President Bush Wednesday released $120 million remaining in a Low Income Home Energy Assistance Program contingency fund that was available in the 2008 fiscal year that ends Sept. 30.

Connecticut will receive $6,962,123 of those funds, according to the Department of Health and Human Services.

Connecticut Gov. M. Jodi Rell and the state's congressional delegation -- including Rep. Christopher Shays, R-4, and Rep. Chris Murphy, D-5 -- have been urging Bush to release the contingency funds for more than a month.

Rell, in a statement Wednesday, said it was "great news" for the state's energy assistance program.

"I sent personal appeals to the White House for the release of this funding and enlisted Connecticut's Congressional delegation to help press for the money," she wrote. "Governors from across New England and all over the nation joined me in asking President Bush to provide the funds because we know the coming winter is going to put a strain on family budgets that may well exceed any experience in recent memory."

She said the money would keep the heat on in homes across the state. "I will continue to turn up the heat on Washington to provide still more of this crucial funding," Rell said.

"I am grateful for this funding, which will benefit many across our state in the coming weeks," said Shays in a press release announcing the funding.

Shays said that LIHEAP will provide "critical short-term assistance" to families but argued that a "long-term energy policy" is needed "to decrease U.S. dependence on foreign oil, protect the environment, build a market for renewable energy and promote energy conservation."

Murphy said the funding is a "critical down payment for the very expensive home heating season" in the state.

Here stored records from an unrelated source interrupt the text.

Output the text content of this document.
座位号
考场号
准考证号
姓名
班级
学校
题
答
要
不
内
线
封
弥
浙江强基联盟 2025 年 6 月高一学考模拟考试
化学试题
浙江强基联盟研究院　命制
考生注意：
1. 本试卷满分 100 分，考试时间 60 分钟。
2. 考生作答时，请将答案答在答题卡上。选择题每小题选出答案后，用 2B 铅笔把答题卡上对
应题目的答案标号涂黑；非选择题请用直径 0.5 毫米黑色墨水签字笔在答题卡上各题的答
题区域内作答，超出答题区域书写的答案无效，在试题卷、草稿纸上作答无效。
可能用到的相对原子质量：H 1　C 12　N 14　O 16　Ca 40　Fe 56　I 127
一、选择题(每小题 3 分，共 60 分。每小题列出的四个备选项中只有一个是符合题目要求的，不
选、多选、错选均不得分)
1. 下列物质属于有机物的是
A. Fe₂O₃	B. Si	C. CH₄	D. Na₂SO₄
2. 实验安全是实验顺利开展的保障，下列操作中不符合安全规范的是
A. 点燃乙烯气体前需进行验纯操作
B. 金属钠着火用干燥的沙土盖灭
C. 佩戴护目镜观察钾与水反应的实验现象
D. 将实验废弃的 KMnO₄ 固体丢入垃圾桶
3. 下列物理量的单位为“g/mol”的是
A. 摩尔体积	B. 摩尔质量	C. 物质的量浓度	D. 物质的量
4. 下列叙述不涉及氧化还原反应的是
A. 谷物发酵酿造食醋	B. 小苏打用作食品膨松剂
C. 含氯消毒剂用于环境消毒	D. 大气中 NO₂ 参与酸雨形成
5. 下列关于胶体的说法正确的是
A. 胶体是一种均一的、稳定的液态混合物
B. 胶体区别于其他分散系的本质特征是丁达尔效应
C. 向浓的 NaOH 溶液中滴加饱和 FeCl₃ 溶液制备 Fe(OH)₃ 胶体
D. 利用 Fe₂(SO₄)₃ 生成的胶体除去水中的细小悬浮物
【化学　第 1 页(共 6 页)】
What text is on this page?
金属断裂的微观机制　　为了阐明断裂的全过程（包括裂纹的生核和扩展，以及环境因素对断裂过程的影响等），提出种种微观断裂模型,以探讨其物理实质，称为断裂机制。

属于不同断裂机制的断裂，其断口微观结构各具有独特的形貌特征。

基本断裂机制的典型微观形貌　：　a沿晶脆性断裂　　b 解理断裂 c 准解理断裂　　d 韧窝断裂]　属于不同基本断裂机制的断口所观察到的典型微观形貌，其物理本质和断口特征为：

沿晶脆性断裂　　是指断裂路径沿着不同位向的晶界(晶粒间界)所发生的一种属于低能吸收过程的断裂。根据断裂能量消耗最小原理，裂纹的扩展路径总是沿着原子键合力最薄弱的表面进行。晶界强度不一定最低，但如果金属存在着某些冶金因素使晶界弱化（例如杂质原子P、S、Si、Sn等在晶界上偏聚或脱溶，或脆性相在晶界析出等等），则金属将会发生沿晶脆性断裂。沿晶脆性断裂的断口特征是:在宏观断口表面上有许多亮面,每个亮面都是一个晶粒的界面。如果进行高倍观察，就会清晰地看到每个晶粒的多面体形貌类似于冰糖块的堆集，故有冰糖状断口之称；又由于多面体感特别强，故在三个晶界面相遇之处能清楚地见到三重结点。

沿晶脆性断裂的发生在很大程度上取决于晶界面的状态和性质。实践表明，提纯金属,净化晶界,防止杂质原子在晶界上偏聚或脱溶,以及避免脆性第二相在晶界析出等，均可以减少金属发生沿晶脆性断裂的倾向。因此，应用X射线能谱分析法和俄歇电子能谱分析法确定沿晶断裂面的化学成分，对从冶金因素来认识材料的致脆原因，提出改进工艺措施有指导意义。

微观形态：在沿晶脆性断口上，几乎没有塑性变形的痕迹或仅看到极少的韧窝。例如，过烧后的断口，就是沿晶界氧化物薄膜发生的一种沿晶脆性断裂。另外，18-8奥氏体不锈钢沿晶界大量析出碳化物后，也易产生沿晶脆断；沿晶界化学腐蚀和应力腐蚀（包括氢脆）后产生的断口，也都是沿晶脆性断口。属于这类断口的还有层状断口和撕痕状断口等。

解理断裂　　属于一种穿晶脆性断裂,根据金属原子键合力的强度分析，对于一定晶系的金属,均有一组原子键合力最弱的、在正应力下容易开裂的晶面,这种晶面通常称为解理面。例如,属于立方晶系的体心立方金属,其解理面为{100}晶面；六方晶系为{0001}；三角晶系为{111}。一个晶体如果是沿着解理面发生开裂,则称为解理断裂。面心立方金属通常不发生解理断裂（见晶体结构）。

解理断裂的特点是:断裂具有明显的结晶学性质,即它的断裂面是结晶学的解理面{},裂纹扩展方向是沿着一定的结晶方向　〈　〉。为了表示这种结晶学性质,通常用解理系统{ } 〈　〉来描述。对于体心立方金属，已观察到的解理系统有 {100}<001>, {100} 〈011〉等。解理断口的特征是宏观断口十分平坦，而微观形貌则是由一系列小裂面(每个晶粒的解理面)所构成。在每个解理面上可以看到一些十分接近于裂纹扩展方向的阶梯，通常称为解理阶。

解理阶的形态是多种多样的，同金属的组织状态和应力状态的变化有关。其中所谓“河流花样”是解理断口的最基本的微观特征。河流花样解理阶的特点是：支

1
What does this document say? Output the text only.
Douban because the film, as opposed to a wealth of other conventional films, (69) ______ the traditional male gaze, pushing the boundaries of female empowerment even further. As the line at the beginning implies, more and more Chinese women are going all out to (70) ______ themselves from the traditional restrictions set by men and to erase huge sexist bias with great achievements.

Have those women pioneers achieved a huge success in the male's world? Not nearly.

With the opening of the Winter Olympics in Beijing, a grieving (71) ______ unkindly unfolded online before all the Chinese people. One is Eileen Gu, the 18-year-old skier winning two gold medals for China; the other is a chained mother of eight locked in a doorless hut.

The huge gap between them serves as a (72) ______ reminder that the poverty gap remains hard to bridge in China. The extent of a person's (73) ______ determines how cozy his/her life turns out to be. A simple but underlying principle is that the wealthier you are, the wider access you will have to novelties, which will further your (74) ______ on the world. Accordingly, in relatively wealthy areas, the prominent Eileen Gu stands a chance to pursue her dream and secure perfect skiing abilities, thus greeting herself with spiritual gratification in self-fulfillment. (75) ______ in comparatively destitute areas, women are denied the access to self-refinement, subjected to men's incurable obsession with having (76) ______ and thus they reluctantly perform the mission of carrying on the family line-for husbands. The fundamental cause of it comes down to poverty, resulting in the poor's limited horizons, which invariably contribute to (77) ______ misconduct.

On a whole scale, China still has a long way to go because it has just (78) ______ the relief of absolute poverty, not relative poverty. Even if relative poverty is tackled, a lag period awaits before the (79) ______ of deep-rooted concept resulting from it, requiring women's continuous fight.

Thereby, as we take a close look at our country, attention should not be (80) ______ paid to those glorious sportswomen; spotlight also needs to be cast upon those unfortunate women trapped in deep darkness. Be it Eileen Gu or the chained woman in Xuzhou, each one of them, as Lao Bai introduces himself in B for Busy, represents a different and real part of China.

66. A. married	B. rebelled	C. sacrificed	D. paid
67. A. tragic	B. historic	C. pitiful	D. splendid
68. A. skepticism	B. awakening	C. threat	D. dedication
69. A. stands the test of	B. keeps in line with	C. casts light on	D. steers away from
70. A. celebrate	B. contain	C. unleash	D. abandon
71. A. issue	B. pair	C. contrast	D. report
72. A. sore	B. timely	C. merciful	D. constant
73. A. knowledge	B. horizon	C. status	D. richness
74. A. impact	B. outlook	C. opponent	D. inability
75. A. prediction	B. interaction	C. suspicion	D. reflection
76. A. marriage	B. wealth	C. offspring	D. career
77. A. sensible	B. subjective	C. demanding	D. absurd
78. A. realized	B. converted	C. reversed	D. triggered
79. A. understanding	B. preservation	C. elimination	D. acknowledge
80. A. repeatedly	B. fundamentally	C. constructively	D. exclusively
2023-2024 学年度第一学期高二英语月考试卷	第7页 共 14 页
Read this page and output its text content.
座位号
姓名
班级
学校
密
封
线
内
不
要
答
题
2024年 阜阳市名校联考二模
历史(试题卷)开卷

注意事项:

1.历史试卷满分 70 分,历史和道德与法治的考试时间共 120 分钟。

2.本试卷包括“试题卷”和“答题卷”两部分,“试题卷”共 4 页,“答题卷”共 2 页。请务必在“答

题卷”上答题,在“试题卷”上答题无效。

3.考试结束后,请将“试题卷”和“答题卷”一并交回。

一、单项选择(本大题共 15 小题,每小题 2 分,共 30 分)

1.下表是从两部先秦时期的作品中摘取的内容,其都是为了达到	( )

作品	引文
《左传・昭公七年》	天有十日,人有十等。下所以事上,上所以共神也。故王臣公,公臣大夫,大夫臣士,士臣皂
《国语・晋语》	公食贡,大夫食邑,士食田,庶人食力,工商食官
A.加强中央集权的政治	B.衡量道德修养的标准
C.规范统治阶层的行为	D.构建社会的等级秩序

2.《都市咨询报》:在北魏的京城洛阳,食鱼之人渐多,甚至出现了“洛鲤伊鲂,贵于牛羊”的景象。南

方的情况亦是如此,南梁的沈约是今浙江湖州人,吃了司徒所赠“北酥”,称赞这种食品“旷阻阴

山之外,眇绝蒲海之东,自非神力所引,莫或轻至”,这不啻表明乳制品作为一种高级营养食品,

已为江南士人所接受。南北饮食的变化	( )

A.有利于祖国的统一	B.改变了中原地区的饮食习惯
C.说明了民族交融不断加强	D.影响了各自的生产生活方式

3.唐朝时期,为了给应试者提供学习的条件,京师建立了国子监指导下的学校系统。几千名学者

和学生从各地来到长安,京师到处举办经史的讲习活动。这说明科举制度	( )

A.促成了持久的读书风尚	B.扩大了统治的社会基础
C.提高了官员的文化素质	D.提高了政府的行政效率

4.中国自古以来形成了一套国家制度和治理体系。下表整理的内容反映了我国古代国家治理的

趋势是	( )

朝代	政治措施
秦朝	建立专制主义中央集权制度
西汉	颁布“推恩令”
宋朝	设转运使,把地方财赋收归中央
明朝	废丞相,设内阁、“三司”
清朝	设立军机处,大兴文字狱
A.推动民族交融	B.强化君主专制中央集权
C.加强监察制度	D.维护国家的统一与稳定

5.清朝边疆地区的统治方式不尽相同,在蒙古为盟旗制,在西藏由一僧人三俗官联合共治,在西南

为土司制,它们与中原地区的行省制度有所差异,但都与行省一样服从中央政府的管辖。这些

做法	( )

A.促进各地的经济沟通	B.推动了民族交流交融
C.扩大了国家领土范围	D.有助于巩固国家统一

"It would have made absolutely no sense for $100 million in funding for people who desperately need it this winter to disappear simply because of the inaction by the President," he wrote in a press release. "I am thrilled that the president listened to the New England delegation and made the right choice to help people in desperate need this winter."

Murphy and Shays are also supporting efforts to at least double the funding for LIHEAP in the next fiscal year. The program received $2.57 billion this year.